陈默穿着黑色皮夹克,脖子上围着那条黑色毛线围巾。他的皮鞋踩在泥潭里,发出令人心悸的脚步声。
他手里,端着一把擦得锃亮、黑洞洞的五六式双管猎枪!
在这个枪支还未全面收缴的年代,这把用来打野猪的重火力,代表着绝对的武力镇压!
陈默走到车头前,没有说一句废话。
他单手举起猎枪,枪口朝向天空。
“轰!”
一声震耳欲聋的枪响,直接撕裂了寂静的夜空!枪口喷吐出半米长的橘红色火焰!巨大的后坐力没有让陈默的手臂产生哪怕一丝晃动。
回音在山谷间激**!几只夜鸟惊恐地飞向夜空。
路霸群中爆发出一阵惨叫。两个胆小的喽啰直接吓得扔掉了手里的铁管,双腿一软跪在了泥水里,裆部渗出黄色的**。
独眼龙咽了一口唾沫,强行压下心头的恐惧,握紧手里的开山刀,色厉内荏地吼道:“兄弟!哪条道上的?我们只求财,不伤命!这货咱们对半分……”
“对半分?”
陈默嘴角勾起一抹残忍的弧度。
他猛地上前一步,速度快如闪电!手中的猎枪枪管犹如一根铁棍,带着呼啸的风声,狠狠砸在独眼龙握刀的右手上!
“咔嚓!”
指骨断裂的脆响!独眼龙惨叫一声,开山刀脱手飞出,落入悬崖!
没等独眼龙后退,陈默左手一把揪住他的衣领,将他整个人犹如破布袋一般提了起来,右膝猛地抬起,重重撞在独眼龙的腹部!

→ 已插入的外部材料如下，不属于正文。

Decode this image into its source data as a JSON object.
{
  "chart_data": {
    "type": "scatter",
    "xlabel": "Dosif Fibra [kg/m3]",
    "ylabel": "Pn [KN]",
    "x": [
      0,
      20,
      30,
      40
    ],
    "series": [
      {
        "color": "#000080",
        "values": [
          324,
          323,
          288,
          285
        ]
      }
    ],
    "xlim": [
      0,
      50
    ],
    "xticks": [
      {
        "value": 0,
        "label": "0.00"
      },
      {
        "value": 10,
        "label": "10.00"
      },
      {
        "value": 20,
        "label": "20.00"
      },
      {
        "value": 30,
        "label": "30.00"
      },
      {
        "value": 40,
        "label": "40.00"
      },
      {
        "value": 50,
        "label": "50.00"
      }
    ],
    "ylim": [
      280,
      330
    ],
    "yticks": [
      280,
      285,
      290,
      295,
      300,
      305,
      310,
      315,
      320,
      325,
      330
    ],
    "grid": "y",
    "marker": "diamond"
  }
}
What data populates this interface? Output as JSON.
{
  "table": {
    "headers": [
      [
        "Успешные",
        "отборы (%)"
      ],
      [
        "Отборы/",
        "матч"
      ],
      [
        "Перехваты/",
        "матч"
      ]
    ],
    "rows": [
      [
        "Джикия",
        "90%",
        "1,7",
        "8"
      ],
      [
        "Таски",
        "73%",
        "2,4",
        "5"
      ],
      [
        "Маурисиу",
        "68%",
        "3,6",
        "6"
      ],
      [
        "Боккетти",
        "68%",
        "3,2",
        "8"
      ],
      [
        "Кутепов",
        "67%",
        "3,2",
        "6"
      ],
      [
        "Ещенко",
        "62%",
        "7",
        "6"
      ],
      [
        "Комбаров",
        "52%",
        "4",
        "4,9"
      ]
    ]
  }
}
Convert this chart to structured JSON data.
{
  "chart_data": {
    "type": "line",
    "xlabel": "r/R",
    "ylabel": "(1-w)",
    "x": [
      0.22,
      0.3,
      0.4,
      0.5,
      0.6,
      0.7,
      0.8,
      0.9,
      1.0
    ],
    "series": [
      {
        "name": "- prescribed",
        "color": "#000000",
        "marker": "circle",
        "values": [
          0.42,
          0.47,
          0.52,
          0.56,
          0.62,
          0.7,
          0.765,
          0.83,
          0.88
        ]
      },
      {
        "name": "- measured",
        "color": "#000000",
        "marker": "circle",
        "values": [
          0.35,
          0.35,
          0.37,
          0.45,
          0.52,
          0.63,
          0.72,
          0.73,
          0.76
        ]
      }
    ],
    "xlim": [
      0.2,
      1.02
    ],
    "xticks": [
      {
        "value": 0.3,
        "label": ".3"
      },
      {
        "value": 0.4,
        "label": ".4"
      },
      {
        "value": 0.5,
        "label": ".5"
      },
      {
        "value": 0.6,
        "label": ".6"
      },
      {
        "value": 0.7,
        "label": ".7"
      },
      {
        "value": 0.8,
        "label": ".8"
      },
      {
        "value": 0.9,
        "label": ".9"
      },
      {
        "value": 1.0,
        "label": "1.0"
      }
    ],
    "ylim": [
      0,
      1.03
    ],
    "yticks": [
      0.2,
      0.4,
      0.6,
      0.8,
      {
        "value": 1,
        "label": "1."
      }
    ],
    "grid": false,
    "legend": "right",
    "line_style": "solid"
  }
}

“哇!”独眼龙吐出一口混合着胃酸的鲜血,整个人像虾米一样蜷缩起来。
陈默将枪管直接抵在独眼龙的脑门上。刚开过枪的枪管滚烫无比,直接烫得独眼龙额头的皮肤发出“嗞嗞”的烤肉声,冒出一缕青烟!
“啊啊啊啊!”独眼龙发出杀猪般的惨嚎。
“我兄弟的血,流在哪个位置?”陈默的声音,比这场暴雨还要冰冷。
周围的十几个路霸,看着老大被一招秒杀,面对周围三十把闪烁着寒光的三棱刮刀,所有人的心理防线彻底崩溃,“扑通扑通”全部跪倒在泥水里,疯狂磕头求饶。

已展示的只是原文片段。